Lage Ricardo, Parisi Claudia, Seoane-Collazo Patricia, Fernø Johan, Mazza Roberta, Bosch Fátima, Seoane Luisa M, Nogueiras Ruben, Diéguez Carlos, Quarta Carmelo, López Miguel
Department of Physiology, CIMUS, University of Santiago de Compostela-Instituto de Investigación Sanitaria, Santiago de Compostela, 15782, Spain (Drs Lage, Parisi, Seoane-Collazo, Fernø, Nogueiras, Diéguez, and López); CIBER Fisiopatología de la Obesidad y Nutrición (CIBERobn), 15706, Spain (Drs Lage, Seoane-Collazo, Seoane, Nogueiras, Diéguez, and López); Center of Animal Biotechnology and Gene Therapy and Department of Biochemistry and Molecular Biology, School of Veterinary Medicine, Universitat Autònoma Barcelona, Bellaterra, 08193, Spain (Drs Lage and Bosch); Endocrinology Unit and Center for Applied Biomedical Research, Department of Medical and Surgical Sciences, University of Bologna, Bologna 40138, Italy (Drs Parisi, Mazza, and Quarta); Department of Clinical Science, K. G. Jebsen Center for Diabetes Research, University of Bergen, Bergen, N-5020, Norway (Dr Fernø); Grupo Fisiopatología Endocrina, Complexo Hospitalario Universitario de Santiago (CHUS/SERGAS), Santiago de Compostela, 15706, Spain (Dr Seoane).
Int J Neuropsychopharmacol. 2015 Feb 5;18(9):pyv011. doi: 10.1093/ijnp/pyv011.
Cumulative data indicate that the endocannabinoid system plays a major role in feeding behavior and energy balance. Genetic silencing of cannabinoid receptor type 1 (CB1) reduces body weight gain, independently of food intake.
In this work, we investigated whether the hypothalamic neuropeptide expression pattern supports the absence of the anorexigenic response observed under constitutive CB1 ablation, by using neuronal CB1 conditional null mice (CamK-CB1-KO) and whole body CB1 null mice (CB1-KO).
Our data showed that both CB1 null models display a marked decrease in proopiomelanocortin (POMC) and cocaine-amphetamine-regulated transcript (CART) expression in the arcuate nucleus of the hypothalamus (ARC).

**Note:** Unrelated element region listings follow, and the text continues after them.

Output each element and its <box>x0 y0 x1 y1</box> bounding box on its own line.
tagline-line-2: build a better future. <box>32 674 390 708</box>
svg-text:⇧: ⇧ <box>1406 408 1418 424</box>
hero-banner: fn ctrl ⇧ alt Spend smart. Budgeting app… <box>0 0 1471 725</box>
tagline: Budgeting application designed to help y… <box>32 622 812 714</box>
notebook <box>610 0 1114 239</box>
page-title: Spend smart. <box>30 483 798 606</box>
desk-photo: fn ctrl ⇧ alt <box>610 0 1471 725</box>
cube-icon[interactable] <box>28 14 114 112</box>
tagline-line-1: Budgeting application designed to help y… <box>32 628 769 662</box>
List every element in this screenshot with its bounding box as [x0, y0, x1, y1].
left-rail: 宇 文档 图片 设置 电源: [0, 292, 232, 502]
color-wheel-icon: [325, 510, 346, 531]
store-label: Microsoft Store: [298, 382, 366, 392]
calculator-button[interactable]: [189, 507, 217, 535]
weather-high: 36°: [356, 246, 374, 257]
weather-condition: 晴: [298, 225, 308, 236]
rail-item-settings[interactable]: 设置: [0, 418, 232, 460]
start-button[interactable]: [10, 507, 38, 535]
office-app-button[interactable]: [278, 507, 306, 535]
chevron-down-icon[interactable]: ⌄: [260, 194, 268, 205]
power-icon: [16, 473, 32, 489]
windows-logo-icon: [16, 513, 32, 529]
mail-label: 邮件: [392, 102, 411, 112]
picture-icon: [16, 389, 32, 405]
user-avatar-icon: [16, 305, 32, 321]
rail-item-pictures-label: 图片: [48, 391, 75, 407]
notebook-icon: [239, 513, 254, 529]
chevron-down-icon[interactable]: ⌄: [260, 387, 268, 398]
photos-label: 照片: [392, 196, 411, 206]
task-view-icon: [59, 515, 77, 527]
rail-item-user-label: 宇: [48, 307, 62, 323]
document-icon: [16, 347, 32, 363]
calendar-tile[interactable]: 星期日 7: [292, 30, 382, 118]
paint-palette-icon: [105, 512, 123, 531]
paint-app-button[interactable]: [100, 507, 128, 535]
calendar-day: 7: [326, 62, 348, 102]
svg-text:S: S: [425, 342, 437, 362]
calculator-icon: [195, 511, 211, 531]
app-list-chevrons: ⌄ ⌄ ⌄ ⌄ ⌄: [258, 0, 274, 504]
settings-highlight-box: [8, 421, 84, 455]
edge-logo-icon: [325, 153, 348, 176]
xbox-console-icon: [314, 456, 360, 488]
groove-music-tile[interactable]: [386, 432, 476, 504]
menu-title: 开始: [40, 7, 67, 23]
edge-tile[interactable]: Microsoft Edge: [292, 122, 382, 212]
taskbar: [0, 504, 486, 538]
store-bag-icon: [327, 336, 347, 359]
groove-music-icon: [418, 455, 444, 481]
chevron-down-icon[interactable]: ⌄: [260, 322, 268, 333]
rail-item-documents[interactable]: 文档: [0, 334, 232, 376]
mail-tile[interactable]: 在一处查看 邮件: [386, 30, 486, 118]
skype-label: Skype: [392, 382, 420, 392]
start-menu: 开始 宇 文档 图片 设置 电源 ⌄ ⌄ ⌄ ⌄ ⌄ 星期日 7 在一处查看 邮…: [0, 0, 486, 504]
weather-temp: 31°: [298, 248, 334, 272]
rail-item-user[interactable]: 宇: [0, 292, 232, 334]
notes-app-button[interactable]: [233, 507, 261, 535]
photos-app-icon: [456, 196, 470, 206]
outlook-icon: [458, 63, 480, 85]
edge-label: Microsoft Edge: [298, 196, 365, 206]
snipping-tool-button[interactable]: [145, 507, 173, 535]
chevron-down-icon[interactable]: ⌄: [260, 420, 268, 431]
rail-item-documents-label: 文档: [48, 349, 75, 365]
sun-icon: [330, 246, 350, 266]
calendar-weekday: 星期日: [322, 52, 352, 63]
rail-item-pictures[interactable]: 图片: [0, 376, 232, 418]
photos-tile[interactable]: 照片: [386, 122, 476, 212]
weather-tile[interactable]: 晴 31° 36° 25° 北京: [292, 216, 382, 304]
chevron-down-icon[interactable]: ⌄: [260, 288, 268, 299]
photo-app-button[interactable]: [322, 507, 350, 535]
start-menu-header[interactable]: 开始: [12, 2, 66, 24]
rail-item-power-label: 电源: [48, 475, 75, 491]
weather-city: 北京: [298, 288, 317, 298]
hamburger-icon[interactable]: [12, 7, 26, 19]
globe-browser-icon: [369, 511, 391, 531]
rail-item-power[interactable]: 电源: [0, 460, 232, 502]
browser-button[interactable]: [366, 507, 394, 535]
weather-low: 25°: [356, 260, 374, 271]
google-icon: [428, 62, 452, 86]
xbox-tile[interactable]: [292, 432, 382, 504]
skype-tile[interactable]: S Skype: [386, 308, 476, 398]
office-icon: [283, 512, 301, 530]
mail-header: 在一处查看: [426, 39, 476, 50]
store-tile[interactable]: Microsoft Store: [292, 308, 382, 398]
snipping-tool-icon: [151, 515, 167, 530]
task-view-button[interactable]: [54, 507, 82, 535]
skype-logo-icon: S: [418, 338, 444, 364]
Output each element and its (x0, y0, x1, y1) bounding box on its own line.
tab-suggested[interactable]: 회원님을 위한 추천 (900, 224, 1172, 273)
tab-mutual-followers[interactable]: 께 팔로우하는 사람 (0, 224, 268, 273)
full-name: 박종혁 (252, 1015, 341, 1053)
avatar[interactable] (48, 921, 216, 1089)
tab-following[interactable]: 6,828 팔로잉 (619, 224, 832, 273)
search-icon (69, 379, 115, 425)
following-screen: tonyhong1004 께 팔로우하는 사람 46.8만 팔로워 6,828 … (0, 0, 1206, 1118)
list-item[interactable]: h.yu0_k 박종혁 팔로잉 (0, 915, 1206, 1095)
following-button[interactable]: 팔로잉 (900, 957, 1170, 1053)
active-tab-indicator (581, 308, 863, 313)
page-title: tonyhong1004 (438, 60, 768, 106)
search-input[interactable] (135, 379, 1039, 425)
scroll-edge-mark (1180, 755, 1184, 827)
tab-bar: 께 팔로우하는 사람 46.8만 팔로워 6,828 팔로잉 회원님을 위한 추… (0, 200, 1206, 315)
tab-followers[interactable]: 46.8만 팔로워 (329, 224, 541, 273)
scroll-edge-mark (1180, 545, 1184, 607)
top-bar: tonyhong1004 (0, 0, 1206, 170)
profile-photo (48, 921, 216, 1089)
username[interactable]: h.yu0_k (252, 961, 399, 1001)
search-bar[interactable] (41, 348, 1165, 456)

This evidence suggests that a lack of hypophagia is associated with the suppression of ARC anorexigenic neuropeptides and that behavioral changes in food intake (or lack thereof) after constitutive CB1 ablation are likely mediated by impaired melanocortin and CART signaling in the hypothalamus.
累积数据表明,内源性大麻素系统在进食行为和能量平衡中起主要作用。1型大麻素受体(CB1)的基因沉默可降低体重增加,且与食物摄入量无关。
在本研究中,我们通过使用神经元CB1条件性敲除小鼠(CamK-CB1-KO)和全身CB1敲除小鼠(CB1-KO),研究下丘脑神经肽表达模式是否支持在组成型CB1基因敲除情况下未观察到的厌食反应。
我们的数据表明,两种CB1基因敲除模型在下丘脑弓状核(ARC)中阿黑皮素原(POMC)和可卡因-安非他明调节转录物(CART)的表达均显著降低。
该证据表明,食欲减退与ARC厌食神经肽的抑制有关,并且组成型CB1基因敲除后食物摄入量的行为变化(或缺乏变化)可能是由下丘脑黑素皮质素和CART信号传导受损介导的。